Mayor Wayne Dougherty noted a public hearing had not been held yet, but six property owners nevertheless criticized the new code because it would put more of a burden on landlords.
Council members Jim Miller and Barbara Wagner ultimately voted against introducing the bill.
The council decided to schedule a public hearing on the issue for the city's next meeting on Nov. 21 and a public work session for Nov. 28.
Council President Bill Martin explained on March 21, the previous ordinance was suspended for eight months because it did not seem to be working that well.
"If things aren't working, I'm the first one to say let's go back, revisit and change," he said. "I, too, am a landlord. I own some property, a townhome in Perryville. Perryville adopted a similar ordinance in 2009."
Martin said he contacted another landlord after a tenant adjacent to his rental property had problems with the neighbor.
"I was able to keep my renter," he said. "One of the greatest benefits of this ordinance is it protects the property owner."
Also, he said, "this is a complaint-driven ordinance. We're not going to come and inspect your house."
He also said it is not a revenue ordinance, although it may seem like it.
"If the city was interested in revenue, we would not have cut taxes for seven years in a row," he said.
Councilman Fred Cullum said he looked forward to the hearing and hopes everyone reads the ordinance more carefully.
"I think what this proposed ordinance does," Cullum said, adding it frees landlords from the requirement landlords notify the city each time a new tenant moves in.
"There are a lot of things I think that make it a lot better and a lot simpler," he said.
Cullum said there is a big change in the proposed fine schedule, noting the existing code has fees that are "astronomical."
"Why anyone would want to keep that is beyond me," he said.
Councilman John Correri said some points and concerns have been raised here, and wanted to see a work session on a separate evening so some of the issues can be addressed.
"I do have some questions about things that were raised here tonight," he said.
Councilman Jim Miller disagreed, saying he does think the new ordinance will require a new city employee.
"We're not going to be able to do anything else unless we hire another body, and I'm not in favor of hiring another body to do this kind of work," he said.
Miller pointed out in Martin's story, all the work was done by two individuals, without the Town of Perryville getting involved.
"I don't see where this tenant ordinance… is going to do anything but generate another job for someone in the city," he said.
Cecil Hill, of Concord Street, told the council he has lived in Havre de Grace for the past 71 years and been in business for 46 years.
"Is it strictly for the money, this ordinance?" he asked. "I think it's a real problem and cost to continue these extra fees that we're going to have to be paying for this."
Hill said it is a "nuisance tax" that is not needed.
Allen Fair, of Concord Place, said he wants to know why the bill is needed, noting he has already spent thousands of dollars to install city-required items such as carbon monoxide detectors.
"I'm here for the no-number ordinance and I hope it stays that way," he said jokingly in reference to the yet-un-introduced bill. "I don't think we need any more bureaucracy.
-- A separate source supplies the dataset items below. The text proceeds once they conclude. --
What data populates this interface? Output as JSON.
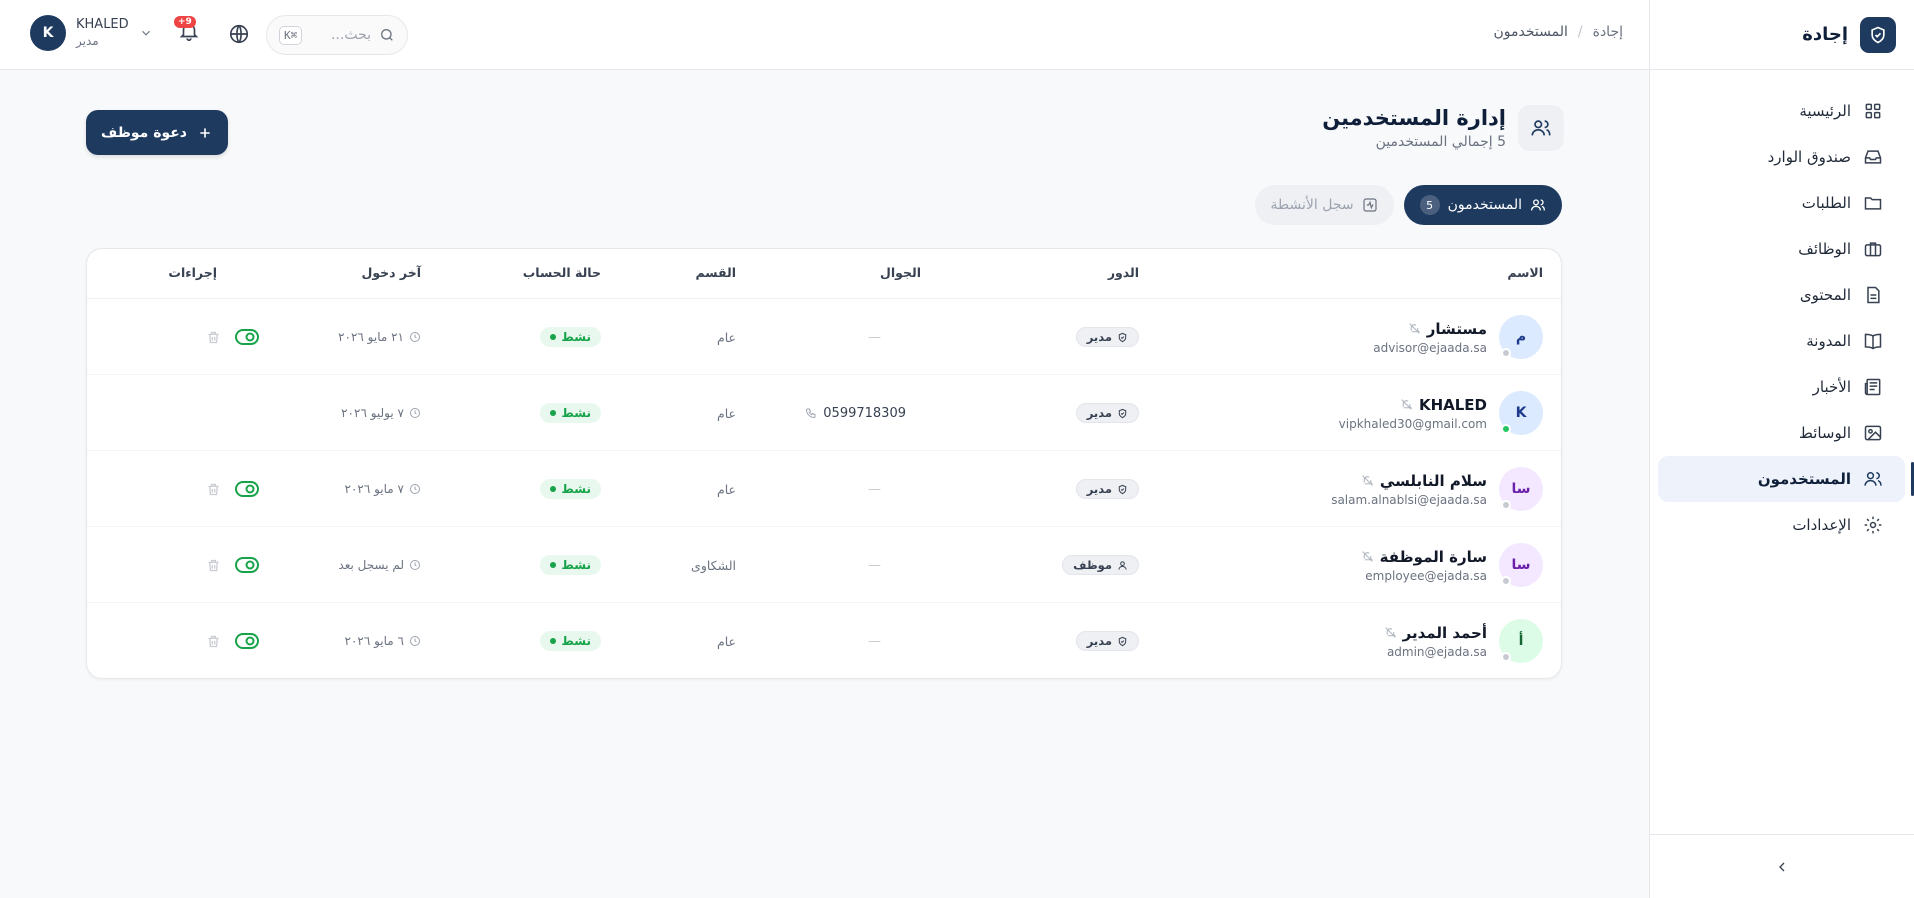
{
  "brand": {
    "name": "إجادة"
  },
  "sidebar": {
    "items": [
      {
        "label": "الرئيسية",
        "icon": "grid-icon"
      },
      {
        "label": "صندوق الوارد",
        "icon": "inbox-icon"
      },
      {
        "label": "الطلبات",
        "icon": "folder-icon"
      },
      {
        "label": "الوظائف",
        "icon": "briefcase-icon"
      },
      {
        "label": "المحتوى",
        "icon": "document-icon"
      },
      {
        "label": "المدونة",
        "icon": "book-icon"
      },
      {
        "label": "الأخبار",
        "icon": "newspaper-icon"
      },
      {
        "label": "الوسائط",
        "icon": "image-icon"
      },
      {
        "label": "المستخدمون",
        "icon": "users-icon",
        "active": true
      },
      {
        "label": "الإعدادات",
        "icon": "gear-icon"
      }
    ]
  },
  "topbar": {
    "breadcrumb": {
      "root": "إجادة",
      "sep": "/",
      "current": "المستخدمون"
    },
    "search_placeholder": "بحث...",
    "search_shortcut": "⌘K",
    "notifications_badge": "9+",
    "user": {
      "initial": "K",
      "name": "KHALED",
      "role": "مدير"
    }
  },
  "page": {
    "title": "إدارة المستخدمين",
    "subtitle": "5 إجمالي المستخدمين",
    "invite_label": "دعوة موظف"
  },
  "tabs": [
    {
      "label": "المستخدمون",
      "count": "5",
      "active": true
    },
    {
      "label": "سجل الأنشطة",
      "active": false
    }
  ],
  "table": {
    "headers": {
      "name": "الاسم",
      "role": "الدور",
      "mobile": "الجوال",
      "department": "القسم",
      "status": "حالة الحساب",
      "last_login": "آخر دخول",
      "actions": "إجراءات"
    },
    "rows": [
      {
        "initial": "م",
        "avatar_bg": "#dbeafe",
        "avatar_fg": "#1e3a8a",
        "online": false,
        "name": "مستشار",
        "email": "advisor@ejaada.sa",
        "role": "مدير",
        "role_icon": "shield-icon",
        "mobile": "—",
        "department": "عام",
        "status": "نشط",
        "last_login": "٢١ مايو ٢٠٢٦",
        "has_actions": true
      },
      {
        "initial": "K",
        "avatar_bg": "#dbeafe",
        "avatar_fg": "#1e3a8a",
        "online": true,
        "name": "KHALED",
        "email": "vipkhaled30@gmail.com",
        "role": "مدير",
        "role_icon": "shield-icon",
        "mobile": "0599718309",
        "department": "عام",
        "status": "نشط",
        "last_login": "٧ يوليو ٢٠٢٦",
        "has_actions": false
      },
      {
        "initial": "سا",
        "avatar_bg": "#f3e8ff",
        "avatar_fg": "#6b21a8",
        "online": false,
        "name": "سلام النابلسي",
        "email": "salam.alnablsi@ejaada.sa",
        "role": "مدير",
        "role_icon": "shield-icon",
        "mobile": "—",
        "department": "عام",
        "status": "نشط",
        "last_login": "٧ مايو ٢٠٢٦",
        "has_actions": true
      },
      {
        "initial": "سا",
        "avatar_bg": "#f3e8ff",
        "avatar_fg": "#6b21a8",
        "online": false,
        "name": "سارة الموظفة",
        "email": "employee@ejada.sa",
        "role": "موظف",
        "role_icon": "user-icon",
        "mobile": "—",
        "department": "الشكاوى",
        "status": "نشط",
        "last_login": "لم يسجل بعد",
        "has_actions": true
      },
      {
        "initial": "أ",
        "avatar_bg": "#dcfce7",
        "avatar_fg": "#166534",
        "online": false,
        "name": "أحمد المدير",
        "email": "admin@ejada.sa",
        "role": "مدير",
        "role_icon": "shield-icon",
        "mobile": "—",
        "department": "عام",
        "status": "نشط",
        "last_login": "٦ مايو ٢٠٢٦",
        "has_actions": true
      }
    ]
  },
  "colors": {
    "primary": "#1e3a5f",
    "active_green": "#16a34a",
    "badge_red": "#ef4444"
  }
}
We'll probably have another one or two people in City Hall."
Fair said if there is a big problem, someone in the city should tell him what it is.
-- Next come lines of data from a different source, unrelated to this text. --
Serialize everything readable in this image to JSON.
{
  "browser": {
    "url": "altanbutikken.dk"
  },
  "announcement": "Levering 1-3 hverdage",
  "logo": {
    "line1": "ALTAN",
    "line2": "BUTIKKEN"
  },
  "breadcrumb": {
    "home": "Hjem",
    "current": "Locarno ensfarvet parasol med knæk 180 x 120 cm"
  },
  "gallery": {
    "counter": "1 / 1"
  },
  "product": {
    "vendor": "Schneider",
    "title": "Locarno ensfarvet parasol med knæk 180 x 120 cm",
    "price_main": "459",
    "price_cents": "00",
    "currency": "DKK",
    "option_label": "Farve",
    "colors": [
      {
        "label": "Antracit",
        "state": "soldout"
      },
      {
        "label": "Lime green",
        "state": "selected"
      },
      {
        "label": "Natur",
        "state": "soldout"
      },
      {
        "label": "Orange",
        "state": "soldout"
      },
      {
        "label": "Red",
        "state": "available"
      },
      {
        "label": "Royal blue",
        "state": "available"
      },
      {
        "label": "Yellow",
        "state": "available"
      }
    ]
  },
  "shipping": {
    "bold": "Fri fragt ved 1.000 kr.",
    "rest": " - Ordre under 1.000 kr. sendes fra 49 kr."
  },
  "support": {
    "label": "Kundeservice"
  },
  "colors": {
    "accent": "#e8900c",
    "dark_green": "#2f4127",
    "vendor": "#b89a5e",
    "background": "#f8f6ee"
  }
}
"You may have 10 bad landlords in this city, at the most," he said. "We're going the wrong way. The country's going the wrong way and we're going along with it. I'd hate to see anybody call us Obamacare."
George Wagner, of North Union Avenue, said if the city wants to find out about its tenants, it already has everyone's water and tax bills.
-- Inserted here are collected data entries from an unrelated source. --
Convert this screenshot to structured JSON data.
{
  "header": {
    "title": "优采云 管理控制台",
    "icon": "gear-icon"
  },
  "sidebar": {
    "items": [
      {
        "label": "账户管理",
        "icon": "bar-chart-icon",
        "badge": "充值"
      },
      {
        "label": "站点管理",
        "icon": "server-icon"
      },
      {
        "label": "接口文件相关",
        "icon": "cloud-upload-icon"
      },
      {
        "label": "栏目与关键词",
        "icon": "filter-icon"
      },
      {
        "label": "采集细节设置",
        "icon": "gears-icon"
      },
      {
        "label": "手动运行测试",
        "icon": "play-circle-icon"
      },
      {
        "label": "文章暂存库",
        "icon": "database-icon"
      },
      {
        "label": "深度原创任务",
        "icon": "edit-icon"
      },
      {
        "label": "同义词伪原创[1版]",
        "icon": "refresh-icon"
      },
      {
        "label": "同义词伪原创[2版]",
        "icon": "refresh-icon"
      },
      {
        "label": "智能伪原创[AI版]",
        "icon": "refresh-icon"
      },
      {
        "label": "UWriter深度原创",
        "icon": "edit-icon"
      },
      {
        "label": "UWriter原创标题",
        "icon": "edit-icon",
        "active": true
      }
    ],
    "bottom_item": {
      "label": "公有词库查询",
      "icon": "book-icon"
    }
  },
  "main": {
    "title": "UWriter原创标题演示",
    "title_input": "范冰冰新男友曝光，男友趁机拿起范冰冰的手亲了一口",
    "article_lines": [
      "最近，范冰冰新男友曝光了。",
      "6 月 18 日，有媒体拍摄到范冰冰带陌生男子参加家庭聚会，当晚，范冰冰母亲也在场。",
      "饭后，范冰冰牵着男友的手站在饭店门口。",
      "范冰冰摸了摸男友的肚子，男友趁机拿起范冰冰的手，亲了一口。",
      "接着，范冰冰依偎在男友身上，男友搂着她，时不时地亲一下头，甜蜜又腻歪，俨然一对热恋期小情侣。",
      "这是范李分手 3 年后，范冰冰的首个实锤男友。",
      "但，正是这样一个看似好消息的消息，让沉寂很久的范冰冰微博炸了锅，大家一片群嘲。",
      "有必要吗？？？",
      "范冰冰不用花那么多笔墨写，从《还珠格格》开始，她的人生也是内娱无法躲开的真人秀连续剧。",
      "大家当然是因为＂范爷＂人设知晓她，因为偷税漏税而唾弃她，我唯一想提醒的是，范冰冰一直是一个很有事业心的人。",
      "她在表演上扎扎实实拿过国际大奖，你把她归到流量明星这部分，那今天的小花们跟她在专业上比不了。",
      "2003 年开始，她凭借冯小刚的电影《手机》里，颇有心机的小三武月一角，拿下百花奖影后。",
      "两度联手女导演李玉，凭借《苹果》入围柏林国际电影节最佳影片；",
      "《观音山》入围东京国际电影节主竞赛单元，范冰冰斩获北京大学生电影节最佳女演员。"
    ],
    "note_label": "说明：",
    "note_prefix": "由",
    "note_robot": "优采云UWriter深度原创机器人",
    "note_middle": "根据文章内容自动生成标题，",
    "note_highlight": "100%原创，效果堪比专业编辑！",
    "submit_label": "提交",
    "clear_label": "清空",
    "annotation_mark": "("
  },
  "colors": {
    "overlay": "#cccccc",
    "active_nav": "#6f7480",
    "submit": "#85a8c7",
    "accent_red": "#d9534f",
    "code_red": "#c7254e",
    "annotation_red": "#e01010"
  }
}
"You can find all that out," he said. "The main thing we need to do is enforce the ordinances that are already there. We don't need more government involved in everything."
Also at Monday's meeting, Brigitte Peters, of Havre de Grace Tourism, and John Butler, of the American Flag Foundation, made a presentation related to the War of 1812 bicentennial.
Peters said many volunteers have been working to build a model of the city during the War of 1812 that will be on display at the visitor center.
Butler also presented the council with a commemorative, limited-edition flag with 15 stars and 15 stripes for the bicentennial.
Mayor Wayne Dougherty said the flag will be displayed on the dais.